Harper: NCUA Sees Reasons to Worry — Maybe
Lower savings and deteriorating loan quality are either a return to normal or signs of economic trouble ahead.
NCUA Chairman Todd Harper said Thursday the agency is stepping in to advise more credit unions how to overcome liquidity constraints as some signs show households under financial stress and loan quality deteriorating.
Average household savings have fallen by about $300 in the past year, which “suggests credit union household budgets are experiencing stress,” Harper said in a call with journalists.
First-quarter data released by NCUA Thursday shows loan quality clearly deteriorating, but Harper said he can’t tell from the numbers yet whether loan quality is returning to levels of a typical economy or a “sign of economic difficulties ahead.”
An NCUA data summary showed the value of loans that were at least 60 days late represented 0.53% of the total balance. The delinquency rate was up sharply from 0.42% a year earlier, but well below the pre-pandemic levels of 0.66% rate in March 2018 and 0.57% in March 2019.
Kelly Lay, director of NCUA’s Office of Examination & Insurance, said delinquency rates reaching 1% is “where we would start having more concern.”
Another troubling sign is that net charge offs in the first quarter were $7.9 billion, more than double the $3.6 billion of a year earlier. The net charge off rate was 0.52%, up from the unusually low 0.28% a year earlier, but lower than the first-quarter rates of 0.60% in 2018 and 0.57% in 2019.
Some of the rise in charge offs might indicate credit unions are clearing their books as they brace for an economic downturn, or a byproduct of implementing tighter CECL standards.

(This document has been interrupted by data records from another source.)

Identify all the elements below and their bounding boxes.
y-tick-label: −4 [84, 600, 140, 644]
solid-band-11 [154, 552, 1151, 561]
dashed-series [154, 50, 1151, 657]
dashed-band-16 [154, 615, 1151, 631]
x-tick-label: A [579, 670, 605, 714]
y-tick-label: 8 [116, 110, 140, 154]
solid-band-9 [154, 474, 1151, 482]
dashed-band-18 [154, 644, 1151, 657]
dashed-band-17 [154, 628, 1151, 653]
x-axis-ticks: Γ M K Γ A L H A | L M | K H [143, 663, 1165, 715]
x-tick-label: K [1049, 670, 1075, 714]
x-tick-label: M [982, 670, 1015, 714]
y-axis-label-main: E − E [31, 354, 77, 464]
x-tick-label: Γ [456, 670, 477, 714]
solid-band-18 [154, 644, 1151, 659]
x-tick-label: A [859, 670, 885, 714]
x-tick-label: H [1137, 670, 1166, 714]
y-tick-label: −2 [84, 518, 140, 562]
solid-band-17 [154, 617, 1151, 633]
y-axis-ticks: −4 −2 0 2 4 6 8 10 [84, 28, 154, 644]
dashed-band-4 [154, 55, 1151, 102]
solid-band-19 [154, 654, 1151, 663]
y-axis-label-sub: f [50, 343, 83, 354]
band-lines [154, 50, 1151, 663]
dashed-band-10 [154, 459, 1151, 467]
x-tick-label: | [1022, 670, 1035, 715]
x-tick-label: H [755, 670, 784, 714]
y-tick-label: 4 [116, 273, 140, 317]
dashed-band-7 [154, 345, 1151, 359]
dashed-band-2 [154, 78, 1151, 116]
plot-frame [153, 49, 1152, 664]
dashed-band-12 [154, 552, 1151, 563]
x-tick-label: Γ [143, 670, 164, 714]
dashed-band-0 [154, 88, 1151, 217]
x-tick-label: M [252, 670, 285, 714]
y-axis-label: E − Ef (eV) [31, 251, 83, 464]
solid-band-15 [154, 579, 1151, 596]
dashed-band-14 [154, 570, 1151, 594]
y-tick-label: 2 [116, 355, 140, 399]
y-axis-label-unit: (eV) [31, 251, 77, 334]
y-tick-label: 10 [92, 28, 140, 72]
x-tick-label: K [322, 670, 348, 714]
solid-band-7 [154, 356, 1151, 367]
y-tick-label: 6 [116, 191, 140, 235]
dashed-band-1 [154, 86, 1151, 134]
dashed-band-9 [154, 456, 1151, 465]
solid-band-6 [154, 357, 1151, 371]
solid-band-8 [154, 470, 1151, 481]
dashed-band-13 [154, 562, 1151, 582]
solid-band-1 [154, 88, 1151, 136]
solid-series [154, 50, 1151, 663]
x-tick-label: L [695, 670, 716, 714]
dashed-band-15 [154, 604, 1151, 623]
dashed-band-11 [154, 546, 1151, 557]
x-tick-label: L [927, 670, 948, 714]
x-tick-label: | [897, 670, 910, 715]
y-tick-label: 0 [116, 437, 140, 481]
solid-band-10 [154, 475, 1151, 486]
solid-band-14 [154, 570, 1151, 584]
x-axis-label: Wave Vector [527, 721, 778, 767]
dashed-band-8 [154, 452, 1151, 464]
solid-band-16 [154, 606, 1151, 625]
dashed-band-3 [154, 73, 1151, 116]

Harper said NCUA is “closely monitoring” commercial real estate loans held by credit unions. However, he said credit unions neither have many of them and those they hold tend to be backed by multi-family properties, which have suffered less than retail and office loans. So far, Harper said, NCUA “has not seen significant changes to cause concern.”
Harper said the NCUA is working with more credit unions with liquidity issues. Many of them had pursued originate-to-sell models. As interest rates rose last year, they had to hold onto loans longer or take losses on sales. “Some continued originate-to-sell models, and they multiplied their problems,” he said.
Harper also said the current liquidity problems underscore NCUA’s plea to Congress to restore the pandemic-era enhancements to NCUA’s Central Liquidity Facility to allow credit unions easier access to the federal backstop.